Here’s how the kaihōgyō breaks down:
Year 1: 25 miles/day for 100 days.
Year 2: 25 miles/day for 100 days.
Year 3: 25 miles/day for 100 days.
Year 4: 25 miles/day for 200 days.
Year 5: 25 miles/day for 200 days.
Year 6: 38 miles/day for 100 days.
Year 7: 53 miles/day for first 100 days, 25 miles/day for second 100 days.
Total: 1000 days - 26,500 miles.
In 7 years, they move more miles than most will in a lifetime and they do it in a robe, a pair of rope sandals, and an inconveniently large hat. No Nikes here.
Not only do they do this in clothing that’s meant for a monastery, but they also do this on a ridiculously small amount of food. They don’t get energy gels, Gatorade, or an aid station every two miles. They get a bowl of rice and a bowl of noodles. That’s it.
So every day these monks have to move distances between 25 and 53 miles and they do this in sandals and with minimal food, but we haven’t even reached the wildest part.
For the first year, a monk is allowed to quit whenever he wants for whatever reason. But if he chooses to continue on after that, there is no quitting. Instead, he must carry a dagger and a rope at all times. Why? To kill himself if he fails.
You read that right: if a monk chooses to continue after the first year, he either has to finish the Kaihōgyō or kill himself for failing. No excuses. Doesn’t matter if you get sick, injured, or get attacked by wild animals. Finish the kaihōgyō or finish yourself. There is no motivator that is more brutal or more effective.
The kaihōgyō is so difficult that in the past 400 years, only 46 monks finished. And, of the 46 that have completed the kaihōgyō, three have completed it twice.
If the accomplishments of the Marathon Monks weren’t so well-documented, they would be simply unbelievable. Running one marathon is a significant accomplishment and these guys run one-thousand of them in 7 years. So what separates them from you? They don’t have special gear, special food, or special training, so what do they have?
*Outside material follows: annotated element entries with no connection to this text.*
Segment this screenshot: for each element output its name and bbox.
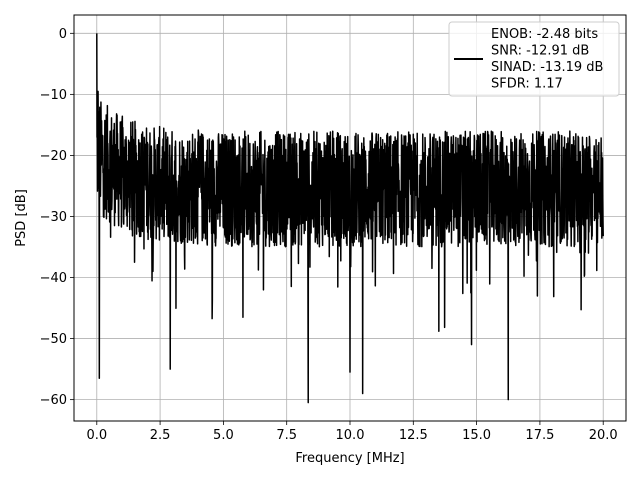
y-tick-label: −30 bbox=[40, 210, 67, 225]
legend: ENOB: -2.48 bits SNR: -12.91 dB SINAD: -… bbox=[448, 21, 620, 97]
x-tick-label: 17.5 bbox=[525, 428, 554, 443]
x-tick-label: 7.5 bbox=[276, 428, 297, 443]
x-tick-label: 20.0 bbox=[589, 428, 618, 443]
legend-sfdr: SFDR: 1.17 bbox=[491, 77, 563, 92]
y-tick-label: −20 bbox=[40, 149, 67, 164]
x-tick-label: 0.0 bbox=[86, 428, 107, 443]
y-axis-label: PSD [dB] bbox=[14, 189, 29, 247]
psd-series bbox=[96, 33, 604, 404]
legend-sinad: SINAD: -13.19 dB bbox=[491, 60, 603, 75]
legend-snr: SNR: -12.91 dB bbox=[491, 44, 589, 59]
y-axis: 0 −10 −20 −30 −40 −50 −60 bbox=[40, 27, 74, 408]
y-tick-label: −50 bbox=[40, 332, 67, 347]
x-axis-label: Frequency [MHz] bbox=[295, 451, 404, 466]
y-tick-label: 0 bbox=[59, 27, 67, 42]
x-tick-label: 15.0 bbox=[462, 428, 491, 443]
psd-line bbox=[96, 33, 604, 404]
y-tick-label: −60 bbox=[40, 393, 67, 408]
x-tick-label: 5.0 bbox=[213, 428, 234, 443]
y-tick-label: −40 bbox=[40, 271, 67, 286]
legend-box bbox=[448, 21, 620, 97]
x-tick-label: 10.0 bbox=[336, 428, 365, 443]
x-axis: 0.0 2.5 5.0 7.5 10.0 12.5 15.0 17.5 20.0 bbox=[86, 421, 618, 443]
x-tick-label: 2.5 bbox=[150, 428, 171, 443]
x-tick-label: 12.5 bbox=[399, 428, 428, 443]
legend-enob: ENOB: -2.48 bits bbox=[491, 27, 598, 42]
y-tick-label: −10 bbox=[40, 88, 67, 103]
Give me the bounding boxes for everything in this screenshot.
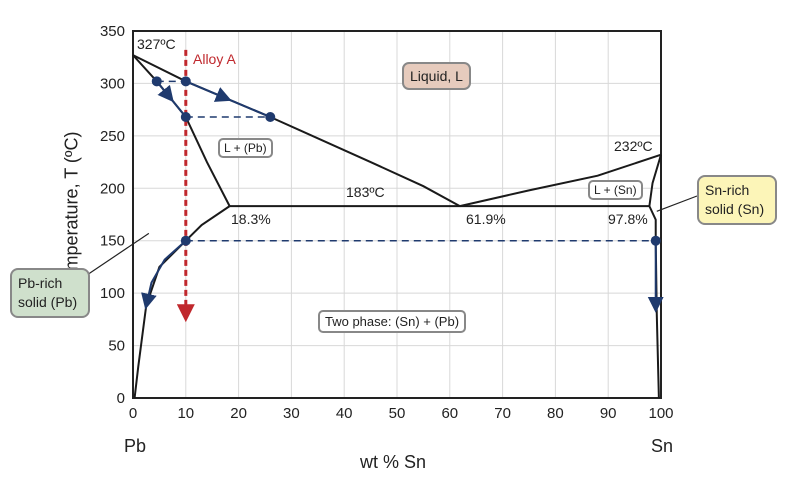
l-pb-region-label: L + (Pb) xyxy=(218,138,273,158)
y-tick-label: 300 xyxy=(100,75,125,92)
alpha-comp-label: 18.3% xyxy=(231,211,271,227)
pb-solid-callout: Pb-rich solid (Pb) xyxy=(10,268,90,318)
x-tick-label: 30 xyxy=(283,405,300,422)
pb-solvus-arrow xyxy=(141,239,187,310)
y-tick-label: 250 xyxy=(100,128,125,145)
boundary-solidus-pb xyxy=(132,54,231,207)
x-tick-label: 20 xyxy=(230,405,247,422)
x-tick-label: 80 xyxy=(547,405,564,422)
x-tick-label: 70 xyxy=(494,405,511,422)
cooling-path-arrow xyxy=(227,98,271,118)
x-tick-label: 0 xyxy=(129,405,137,422)
x-tick-label: 60 xyxy=(441,405,458,422)
boundary-solvus-pb xyxy=(133,205,231,399)
plot-frame xyxy=(132,30,662,399)
x-tick-label: 40 xyxy=(336,405,353,422)
state-marker xyxy=(180,76,191,87)
sn-melt-label: 232ºC xyxy=(614,138,653,154)
boundary-solidus-sn xyxy=(648,154,662,207)
l-sn-region-label: L + (Sn) xyxy=(588,180,643,200)
pb-melt-label: 327ºC xyxy=(137,36,176,52)
pb-callout-leader xyxy=(83,232,150,278)
boundary-liquidus-right xyxy=(459,153,662,208)
eutectic-comp-label: 61.9% xyxy=(466,211,506,227)
sn-solid-callout: Sn-rich solid (Sn) xyxy=(697,175,777,225)
y-tick-label: 350 xyxy=(100,23,125,40)
liquid-region-label: Liquid, L xyxy=(402,62,471,90)
boundary-solvus-sn xyxy=(648,205,660,399)
y-tick-label: 0 xyxy=(117,390,125,407)
x-tick-label: 50 xyxy=(389,405,406,422)
y-tick-label: 100 xyxy=(100,285,125,302)
x-axis-label: wt % Sn xyxy=(360,452,427,472)
state-marker xyxy=(180,111,191,122)
x-tick-label: 10 xyxy=(177,405,194,422)
y-tick-label: 200 xyxy=(100,180,125,197)
boundary-liquidus-left xyxy=(132,54,461,207)
state-marker xyxy=(265,111,276,122)
sn-callout-leader xyxy=(656,195,698,212)
sn-label: Sn xyxy=(651,436,674,456)
pb-label: Pb xyxy=(124,436,147,456)
alloy-label: Alloy A xyxy=(193,51,236,67)
x-tick-label: 100 xyxy=(648,405,673,422)
state-marker xyxy=(180,235,191,246)
eutectic-temp-label: 183ºC xyxy=(346,184,385,200)
x-tick-label: 90 xyxy=(600,405,617,422)
y-tick-label: 150 xyxy=(100,233,125,250)
state-marker xyxy=(151,76,162,87)
state-marker xyxy=(650,235,661,246)
y-tick-label: 50 xyxy=(108,338,125,355)
beta-comp-label: 97.8% xyxy=(608,211,648,227)
two-phase-region-label: Two phase: (Sn) + (Pb) xyxy=(318,310,467,333)
cooling-path-arrow xyxy=(185,80,232,102)
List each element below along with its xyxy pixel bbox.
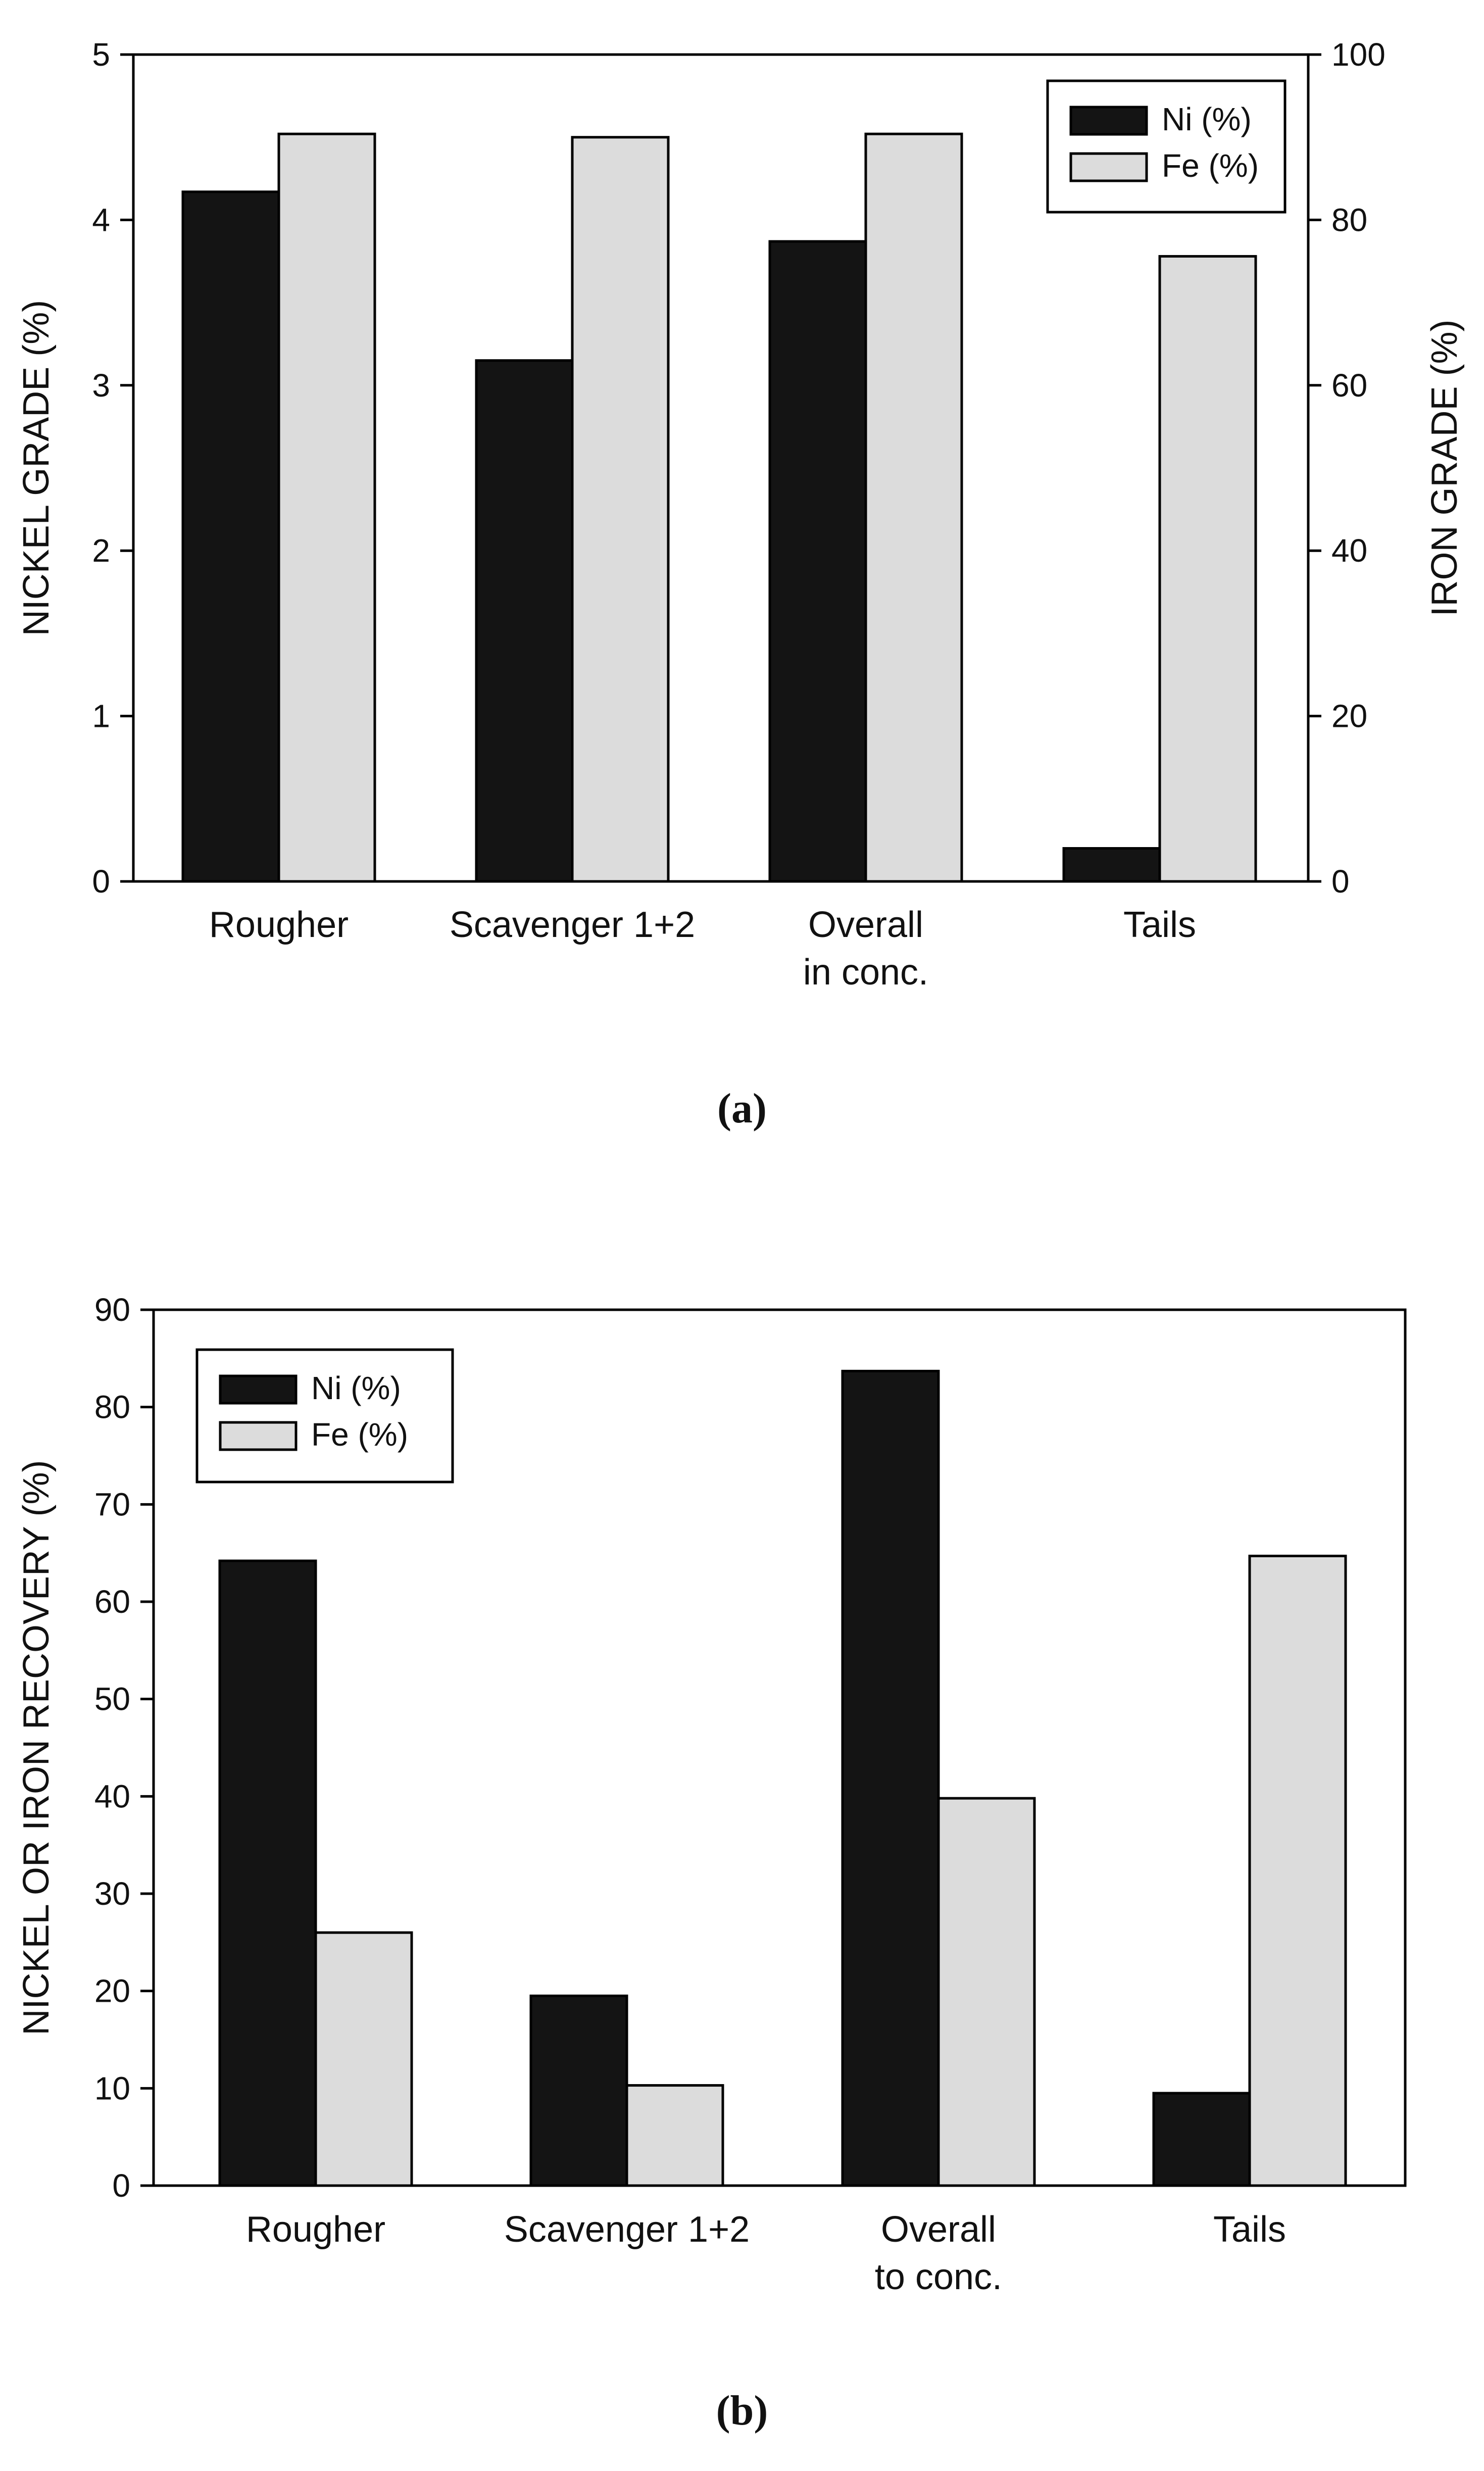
y2-tick-label: 40 xyxy=(1331,532,1367,569)
category-label: in conc. xyxy=(803,952,928,993)
ni-bar xyxy=(475,359,574,883)
chart-a: 0 1 2 3 4 5 0 20 40 60 80 100 NICKEL GRADE (%) IRON G… xyxy=(16,36,1465,1132)
legend-label: Ni (%) xyxy=(311,1370,401,1406)
fe-bar xyxy=(864,132,963,883)
plot-frame xyxy=(152,1308,1407,2187)
legend-swatch-ni xyxy=(219,1374,298,1405)
legend-swatch-fe xyxy=(1069,152,1148,182)
y2-tick-label: 0 xyxy=(1331,863,1350,900)
fe-bar xyxy=(625,2084,724,2187)
y-tick-label: 70 xyxy=(94,1486,130,1522)
fe-bar xyxy=(314,1931,413,2187)
legend-box xyxy=(1046,79,1287,214)
category-label: Tails xyxy=(1213,2209,1286,2250)
plot-frame xyxy=(132,53,1310,883)
y2-tick-label: 20 xyxy=(1331,698,1367,734)
legend-box xyxy=(195,1348,454,1484)
category-label: Scavenger 1+2 xyxy=(450,905,695,945)
legend-label: Fe (%) xyxy=(1162,147,1259,184)
y-tick-label: 0 xyxy=(92,863,110,900)
y-tick-label: 60 xyxy=(94,1584,130,1620)
y-tick-label: 40 xyxy=(94,1778,130,1814)
ni-bar xyxy=(1062,847,1161,883)
ni-bar xyxy=(218,1559,317,2187)
chart-b: 0 10 20 30 40 50 60 70 80 90 NICKEL OR IRON RECOVE… xyxy=(16,1292,1407,2434)
ni-bar xyxy=(1152,2092,1251,2187)
ni-bar xyxy=(181,190,280,883)
y2-tick-label: 60 xyxy=(1331,367,1367,404)
y-tick-label: 10 xyxy=(94,2070,130,2106)
fe-bar xyxy=(1248,1554,1347,2187)
y-tick-label: 2 xyxy=(92,532,110,569)
ni-bar xyxy=(841,1369,940,2187)
category-label: Overall xyxy=(808,905,923,945)
y-tick-label: 1 xyxy=(92,698,110,734)
y2-axis-label: IRON GRADE (%) xyxy=(1424,319,1465,616)
y-tick-label: 50 xyxy=(94,1681,130,1717)
y-tick-label: 90 xyxy=(94,1292,130,1328)
fe-bar xyxy=(277,132,376,883)
y-tick-label: 5 xyxy=(92,36,110,73)
panel-caption: (a) xyxy=(717,1085,767,1132)
ni-bar xyxy=(768,240,867,883)
category-label: Tails xyxy=(1123,905,1196,945)
fe-bar xyxy=(937,1797,1036,2187)
category-label: to conc. xyxy=(875,2257,1002,2297)
y-tick-label: 4 xyxy=(92,202,110,238)
y2-tick-label: 100 xyxy=(1331,36,1386,73)
category-label: Rougher xyxy=(209,905,349,945)
ni-bar xyxy=(529,1994,628,2187)
y-tick-label: 30 xyxy=(94,1875,130,1912)
legend-label: Ni (%) xyxy=(1162,101,1252,137)
category-label: Overall xyxy=(881,2209,996,2250)
y-tick-label: 3 xyxy=(92,367,110,404)
legend-swatch-ni xyxy=(1069,106,1148,136)
y-tick-label: 80 xyxy=(94,1389,130,1425)
y-tick-label: 20 xyxy=(94,1973,130,2009)
legend-swatch-fe xyxy=(219,1421,298,1451)
panel-caption: (b) xyxy=(716,2387,768,2434)
fe-bar xyxy=(1158,255,1257,883)
category-label: Scavenger 1+2 xyxy=(504,2209,750,2250)
legend-label: Fe (%) xyxy=(311,1416,408,1453)
fe-bar xyxy=(571,136,670,883)
category-label: Rougher xyxy=(246,2209,385,2250)
y-axis-label: NICKEL OR IRON RECOVERY (%) xyxy=(16,1460,57,2036)
y2-tick-label: 80 xyxy=(1331,202,1367,238)
y-tick-label: 0 xyxy=(112,2167,130,2204)
y-axis-label: NICKEL GRADE (%) xyxy=(16,300,57,636)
What they have is an indomitable will.
Next time you think that you can’t workout or go for a run because you don’t have your special running shoes or your expensive athletic clothing, think of the Marathon Monks and know that you don’t need any of that. They run 26 thousand miles in sandals. You can run 2 without your new running shoes. All you need is the will to do. Once you have that, you’ll be able to do more than you ever thought possible. Much more.